September 14-17: Fortinet Championship – Silverado Resort, Napa, California
October 5-8: Sanderson Farms Championship – Country Club of Jackson, Jackson, Mississippi
October 12-15: Shriners Children’s Open – TPC Summerlin, Las Vegas, Nevada
October 19-22: Zozo Championship – Accordia Golf Narashino, Chiba, Japan
November 2-5: World Wide Technology Championship – El Cardonal, Los Cabos, Mexico
November 9-12: Butterfield Bermuda Championship – Port Royal, Southampton, Bermuda
November 16-19: RSM Classic – Sea Island Golf Club, St Simons Island, Georgia

What happens to those that don’t finish inside the top 125 at the end of the fall?

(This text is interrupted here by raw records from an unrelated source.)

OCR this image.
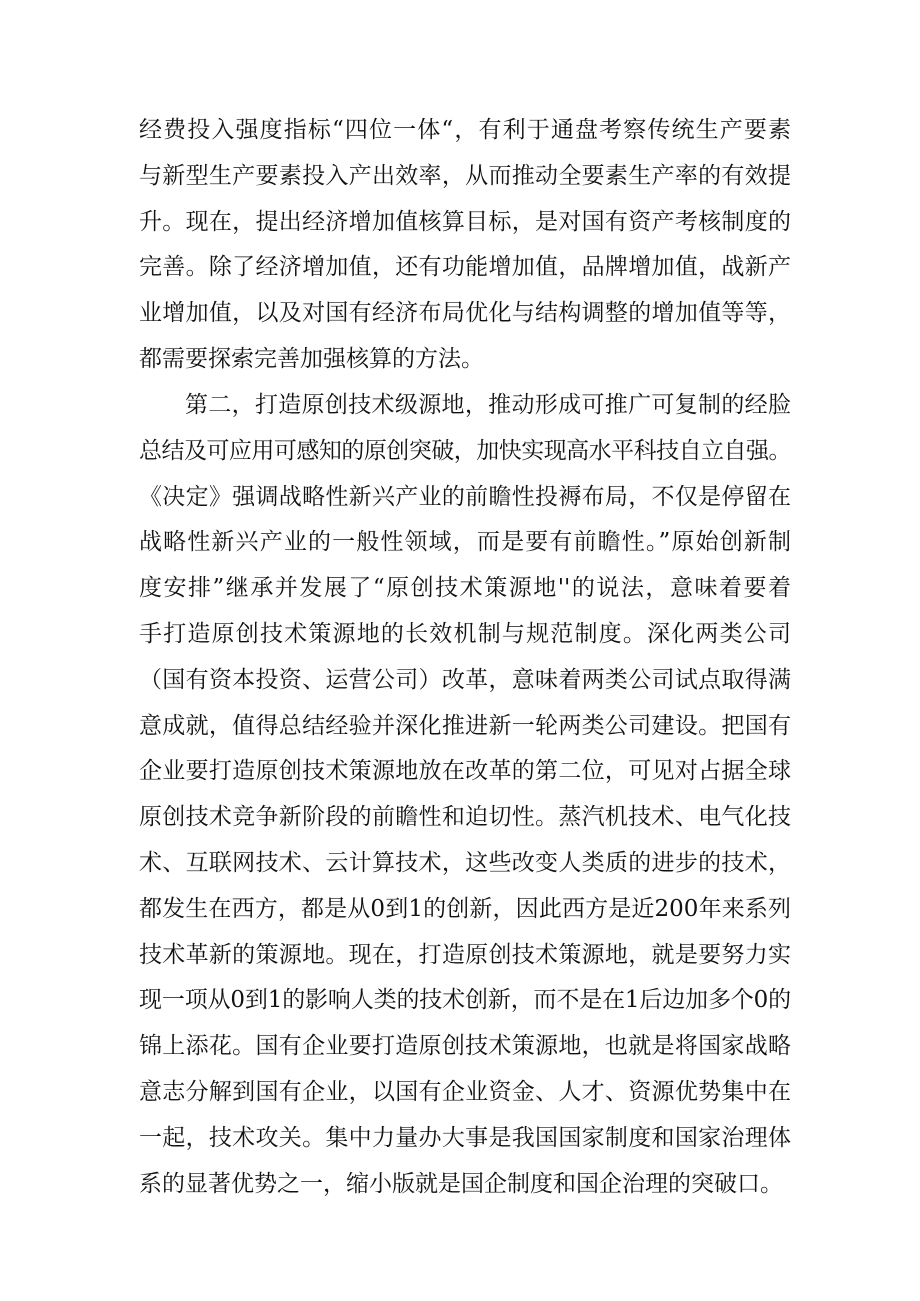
经费投入强度指标“四位一体“，有利于通盘考察传统生产要素
与新型生产要素投入产出效率，从而推动全要素生产率的有效提
升。现在，提出经济增加值核算目标，是对国有资产考核制度的
完善。除了经济增加值，还有功能增加值，品牌增加值，战新产
业增加值，以及对国有经济布局优化与结构调整的增加值等等，
都需要探索完善加强核算的方法。
第二，打造原创技术级源地，推动形成可推广可复制的经脸
总结及可应用可感知的原创突破，加快实现高水平科技自立自强。
《决定》强调战略性新兴产业的前瞻性投褥布局，不仅是停留在
战略性新兴产业的一般性领域，而是要有前瞻性。”原始创新制
度安排”继承并发展了“原创技术策源地''的说法，意味着要着
手打造原创技术策源地的长效机制与规范制度。深化两类公司
（国有资本投资、运营公司）改革，意味着两类公司试点取得满
意成就，值得总结经验并深化推进新一轮两类公司建设。把国有
企业要打造原创技术策源地放在改革的第二位，可见对占据全球
原创技术竞争新阶段的前瞻性和迫切性。蒸汽机技术、电气化技
术、互联网技术、云计算技术，这些改变人类质的进步的技术，
都发生在西方，都是从0到1的创新，因此西方是近200年来系列
技术革新的策源地。现在，打造原创技术策源地，就是要努力实
现一项从0到1的影响人类的技术创新，而不是在1后边加多个0的
锦上添花。国有企业要打造原创技术策源地，也就是将国家战略
意志分解到国有企业，以国有企业资金、人才、资源优势集中在
一起，技术攻关。集中力量办大事是我国国家制度和国家治理体
系的显著优势之一，缩小版就是国企制度和国企治理的突破口。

A similar fate to missing the playoffs in previous seasons. Those ranked 126th to 150th will have conditional status on tour, which will still secure a number of starts during the season. Additionally, those outside the top 125 can still earn or improve their status through the PGA Tour’s Q-School, which returns for the first time since 2012. The top five finishers and ties from the final stage of Q-School will be exempt for the 2024 season.

Is the tour’s 2023 ‘season’ officially over after the RSM Classic?

No. After a trip to Sea Island the tour will then conduct its “challenge” season, which are exhibitions at the Hero World Challenge, the Grant Thornton Invitational and the PNC Championship. However, results in these events do not offer the same benefits as regular or fall season events.